If these were isolated examples, rapidly discredited by more responsible economists, there perhaps would not be so much to worry about. But Robert Lucas was rewarded for this work with the Nobel Prize in Economic Sciences. Welfare policy increasingly adopts RCT-influenced economics by spotlighting adult behavior and incentive effects, while considerations of child welfare go by the wayside. The article on oil prices passed peer review and was published in one of the official journals of the American Economic Association. Growth theory, and growth economics in general, remains doggedly blind to the negative ecological impact of our obsessive drive to expand marketed economic activity. Absurdity and irresponsibility—as long as they come along with parsimony and a strict allegiance to the favored assumptions of RCT—are rewarded. Richness, realism, and usefulness are punished. 
I earlier posed the question, “Has the use of RCT advanced economics in good and useful ways?” The answer is “no.” The sort of “clarity,” “strength,” “power,” and “rigor” that RCT has lent to economics is the “clarity” that comes from not feeling any need to entertain alternative theories, the “strength” that characterizes its adherents’ allegiance to a narrow methodology, the “power” RCT adherents are granted when people accept their ad hoc premises as revealed truth, and a “rigor” mortis in respect to pursuing evidence that might threaten to contradict core assumptions.
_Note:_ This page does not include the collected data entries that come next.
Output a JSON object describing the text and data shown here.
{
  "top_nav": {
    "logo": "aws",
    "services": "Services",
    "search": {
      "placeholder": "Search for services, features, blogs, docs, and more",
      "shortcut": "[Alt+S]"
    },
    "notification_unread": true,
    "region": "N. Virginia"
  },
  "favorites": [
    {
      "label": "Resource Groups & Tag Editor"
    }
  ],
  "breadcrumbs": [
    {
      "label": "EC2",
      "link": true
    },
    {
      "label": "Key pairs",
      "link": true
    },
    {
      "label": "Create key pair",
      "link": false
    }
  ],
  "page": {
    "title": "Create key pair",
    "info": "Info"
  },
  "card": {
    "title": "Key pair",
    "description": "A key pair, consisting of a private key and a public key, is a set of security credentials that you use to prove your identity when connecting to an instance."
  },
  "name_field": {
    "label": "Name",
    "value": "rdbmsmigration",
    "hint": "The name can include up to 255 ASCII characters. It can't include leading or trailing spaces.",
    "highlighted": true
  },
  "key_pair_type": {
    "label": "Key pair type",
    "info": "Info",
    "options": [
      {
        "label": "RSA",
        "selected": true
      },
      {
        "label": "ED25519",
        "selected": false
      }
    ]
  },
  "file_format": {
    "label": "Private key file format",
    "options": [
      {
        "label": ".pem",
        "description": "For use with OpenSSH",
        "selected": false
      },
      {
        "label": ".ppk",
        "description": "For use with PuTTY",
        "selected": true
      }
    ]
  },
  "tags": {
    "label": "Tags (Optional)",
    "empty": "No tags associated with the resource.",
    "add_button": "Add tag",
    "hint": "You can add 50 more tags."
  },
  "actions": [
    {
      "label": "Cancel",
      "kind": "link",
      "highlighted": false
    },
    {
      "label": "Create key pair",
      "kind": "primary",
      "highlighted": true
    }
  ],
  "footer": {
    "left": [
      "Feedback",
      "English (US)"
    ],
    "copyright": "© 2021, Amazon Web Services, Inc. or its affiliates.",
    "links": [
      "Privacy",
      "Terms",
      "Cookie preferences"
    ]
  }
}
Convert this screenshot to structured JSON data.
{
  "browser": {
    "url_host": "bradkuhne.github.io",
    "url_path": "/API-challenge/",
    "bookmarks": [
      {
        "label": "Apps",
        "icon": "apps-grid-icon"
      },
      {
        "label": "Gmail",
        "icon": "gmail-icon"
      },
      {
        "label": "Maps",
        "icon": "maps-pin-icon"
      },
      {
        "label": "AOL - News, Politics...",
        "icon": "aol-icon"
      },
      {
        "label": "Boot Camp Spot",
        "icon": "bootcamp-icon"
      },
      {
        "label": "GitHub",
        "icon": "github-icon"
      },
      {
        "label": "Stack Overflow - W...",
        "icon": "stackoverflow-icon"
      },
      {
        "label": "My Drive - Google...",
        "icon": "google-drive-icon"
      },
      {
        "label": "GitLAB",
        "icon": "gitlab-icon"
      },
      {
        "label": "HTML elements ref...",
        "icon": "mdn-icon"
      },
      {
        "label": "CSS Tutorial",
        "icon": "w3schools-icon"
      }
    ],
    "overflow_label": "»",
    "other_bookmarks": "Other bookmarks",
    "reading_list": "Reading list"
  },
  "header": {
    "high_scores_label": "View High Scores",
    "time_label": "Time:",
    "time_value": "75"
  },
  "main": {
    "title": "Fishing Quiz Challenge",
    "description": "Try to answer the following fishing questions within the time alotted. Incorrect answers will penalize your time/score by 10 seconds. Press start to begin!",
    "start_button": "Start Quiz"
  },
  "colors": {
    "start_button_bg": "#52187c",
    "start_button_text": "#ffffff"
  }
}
Gender and Academic Values
There still remains the question of how such a way of thinking, which pulls us away from a search for valid explanations and toward a complacency with elegant but unfounded ones, gained such a near stranglehold on economics. Feminist theorists and others who have studied the role played by gender in the rise of modern science offer one explanation for which there is considerable historical and psychological evidence (Harding 1986; Keller 1985).
The term “gender” does not refer to biological sex, but to the social constructions that cultures make on the base of sexual dimorphism. Of particular interest for our purposes is what we might call cognitive gender, or the way that our Western minds tend to organize a variety of disparate concepts on the basis of the dualism “male/female.” Most people in Euro-American cultures will, for example, think of dogs as somehow masculine and cats as somehow feminine (even though of course both species come in both sexes). Very often this dualistic metaphorical structure is also hierarchical. The term “virile,” for example, refers to a masculine trait with a positive connotation, while the term “effeminate” carries negative valence. Masculinity is traditionally associated with strength, and femininity with weakness.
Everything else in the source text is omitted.